Robust and inexpensive catalysts for hydrogen production

Posted by in categories: energy, materials

Researchers from the Ruhr University Bochum (RUB) and the University of Warwick were able to observe the smallest details of hydrogen production with the synthetic mineral pentlandite. This makes it possible to develop strategies for the design of robust and cost-effective catalysts for hydrogen production. The working groups of Prof. Wolfgang Schuhmann and Dr. Ulf-Peter Apfel from the RUB and the team headed by Prof. Patrick R. Unwin from the University of Warwick published their results in the journal Angewandte Chemie.

Hydrogen gas is considered a possible future source of energy and can be produced from water using platinum catalysts and electricity. However, researchers seek alternative catalysts made of cheaper and more readily available with equally high efficiency.

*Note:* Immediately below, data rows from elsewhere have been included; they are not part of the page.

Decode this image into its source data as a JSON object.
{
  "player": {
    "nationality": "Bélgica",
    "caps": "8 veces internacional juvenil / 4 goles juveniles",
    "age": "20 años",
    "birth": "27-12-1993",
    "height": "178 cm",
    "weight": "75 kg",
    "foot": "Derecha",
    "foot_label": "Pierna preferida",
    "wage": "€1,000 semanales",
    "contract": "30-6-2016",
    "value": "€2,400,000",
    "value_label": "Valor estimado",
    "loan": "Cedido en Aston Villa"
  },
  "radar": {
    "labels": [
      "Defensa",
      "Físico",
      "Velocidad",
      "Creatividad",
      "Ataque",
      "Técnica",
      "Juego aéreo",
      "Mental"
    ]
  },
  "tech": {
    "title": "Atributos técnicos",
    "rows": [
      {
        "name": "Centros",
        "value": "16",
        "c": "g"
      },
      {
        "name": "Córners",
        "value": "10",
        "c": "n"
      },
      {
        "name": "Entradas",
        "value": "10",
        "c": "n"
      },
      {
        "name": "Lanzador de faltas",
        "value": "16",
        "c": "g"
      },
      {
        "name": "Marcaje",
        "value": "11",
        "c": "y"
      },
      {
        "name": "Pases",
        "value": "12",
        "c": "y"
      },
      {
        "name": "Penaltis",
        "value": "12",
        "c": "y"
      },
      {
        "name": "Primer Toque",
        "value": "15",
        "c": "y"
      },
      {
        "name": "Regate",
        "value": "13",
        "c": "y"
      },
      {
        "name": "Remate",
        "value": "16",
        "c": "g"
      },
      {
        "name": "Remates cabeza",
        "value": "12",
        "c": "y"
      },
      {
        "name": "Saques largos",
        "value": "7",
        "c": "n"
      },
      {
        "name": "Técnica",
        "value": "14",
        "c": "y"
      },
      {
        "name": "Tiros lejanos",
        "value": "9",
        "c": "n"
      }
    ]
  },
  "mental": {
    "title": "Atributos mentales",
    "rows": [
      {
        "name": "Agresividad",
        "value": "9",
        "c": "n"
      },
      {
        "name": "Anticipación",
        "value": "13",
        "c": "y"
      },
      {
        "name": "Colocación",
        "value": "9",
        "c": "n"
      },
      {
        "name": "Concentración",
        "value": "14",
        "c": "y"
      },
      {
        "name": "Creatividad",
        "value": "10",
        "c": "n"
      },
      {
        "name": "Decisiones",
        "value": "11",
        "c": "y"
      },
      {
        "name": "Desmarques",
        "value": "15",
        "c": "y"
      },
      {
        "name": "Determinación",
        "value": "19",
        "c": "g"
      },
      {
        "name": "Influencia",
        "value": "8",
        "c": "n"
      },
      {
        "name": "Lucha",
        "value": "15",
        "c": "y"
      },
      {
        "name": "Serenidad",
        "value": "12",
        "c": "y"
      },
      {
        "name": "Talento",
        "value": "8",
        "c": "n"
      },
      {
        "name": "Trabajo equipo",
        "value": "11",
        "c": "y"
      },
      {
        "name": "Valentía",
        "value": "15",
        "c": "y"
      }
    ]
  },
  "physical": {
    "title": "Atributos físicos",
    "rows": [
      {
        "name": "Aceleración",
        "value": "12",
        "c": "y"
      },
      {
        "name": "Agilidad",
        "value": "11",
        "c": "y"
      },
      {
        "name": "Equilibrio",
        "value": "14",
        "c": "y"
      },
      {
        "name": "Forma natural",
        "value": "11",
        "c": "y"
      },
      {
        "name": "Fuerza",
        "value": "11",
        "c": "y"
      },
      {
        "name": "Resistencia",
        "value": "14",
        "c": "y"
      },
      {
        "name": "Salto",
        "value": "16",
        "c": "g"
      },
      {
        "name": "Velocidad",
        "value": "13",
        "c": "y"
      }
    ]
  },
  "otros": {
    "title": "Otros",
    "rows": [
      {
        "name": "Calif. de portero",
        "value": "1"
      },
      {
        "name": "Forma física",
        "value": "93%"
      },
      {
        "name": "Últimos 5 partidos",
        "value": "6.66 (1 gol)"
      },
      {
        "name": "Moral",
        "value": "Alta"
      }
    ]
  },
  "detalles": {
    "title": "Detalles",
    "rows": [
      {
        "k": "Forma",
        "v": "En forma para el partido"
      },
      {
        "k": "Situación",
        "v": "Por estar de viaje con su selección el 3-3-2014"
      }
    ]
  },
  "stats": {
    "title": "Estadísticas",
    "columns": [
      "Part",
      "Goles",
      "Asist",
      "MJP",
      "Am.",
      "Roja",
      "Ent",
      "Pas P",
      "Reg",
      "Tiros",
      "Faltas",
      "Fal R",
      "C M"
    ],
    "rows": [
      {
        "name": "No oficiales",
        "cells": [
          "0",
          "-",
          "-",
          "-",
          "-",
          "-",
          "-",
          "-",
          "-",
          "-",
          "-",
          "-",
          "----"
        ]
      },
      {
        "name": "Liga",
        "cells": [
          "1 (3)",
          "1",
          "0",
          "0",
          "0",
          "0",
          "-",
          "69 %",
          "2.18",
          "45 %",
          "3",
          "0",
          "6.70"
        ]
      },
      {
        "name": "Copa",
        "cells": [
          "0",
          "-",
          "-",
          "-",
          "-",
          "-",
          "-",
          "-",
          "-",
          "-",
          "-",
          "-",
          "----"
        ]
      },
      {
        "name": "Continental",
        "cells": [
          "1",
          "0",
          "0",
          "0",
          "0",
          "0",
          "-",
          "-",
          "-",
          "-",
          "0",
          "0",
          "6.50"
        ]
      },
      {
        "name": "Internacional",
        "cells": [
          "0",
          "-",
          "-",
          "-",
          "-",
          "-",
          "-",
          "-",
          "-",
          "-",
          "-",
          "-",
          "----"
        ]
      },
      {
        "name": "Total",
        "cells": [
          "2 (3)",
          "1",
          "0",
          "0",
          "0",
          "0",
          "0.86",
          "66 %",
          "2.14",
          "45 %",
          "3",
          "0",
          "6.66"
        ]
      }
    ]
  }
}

There are a number of materials that, like platinum, are able to catalyse the reaction of water into hydrogen. “These include metal chalcogenides such as the mineral pentlandite, which is just as efficient as platinum and is also significantly more stable toward poisons such as sulphur,” explains Ulf-Peter Apfel. Pentlandite consists of iron, nickel and sulphur. Its structure is similar to that of the catalytic centres of hydrogen-producing enzymes found in a variety of sources, including green algae.

In the current study, the researchers investigated rates of artificially prepared crystalline surfaces of the mineral pentlandite in a drop of liquid with a diameter of a few hundred nanometres. They used scanning electrochemical cell microscopy for this purpose.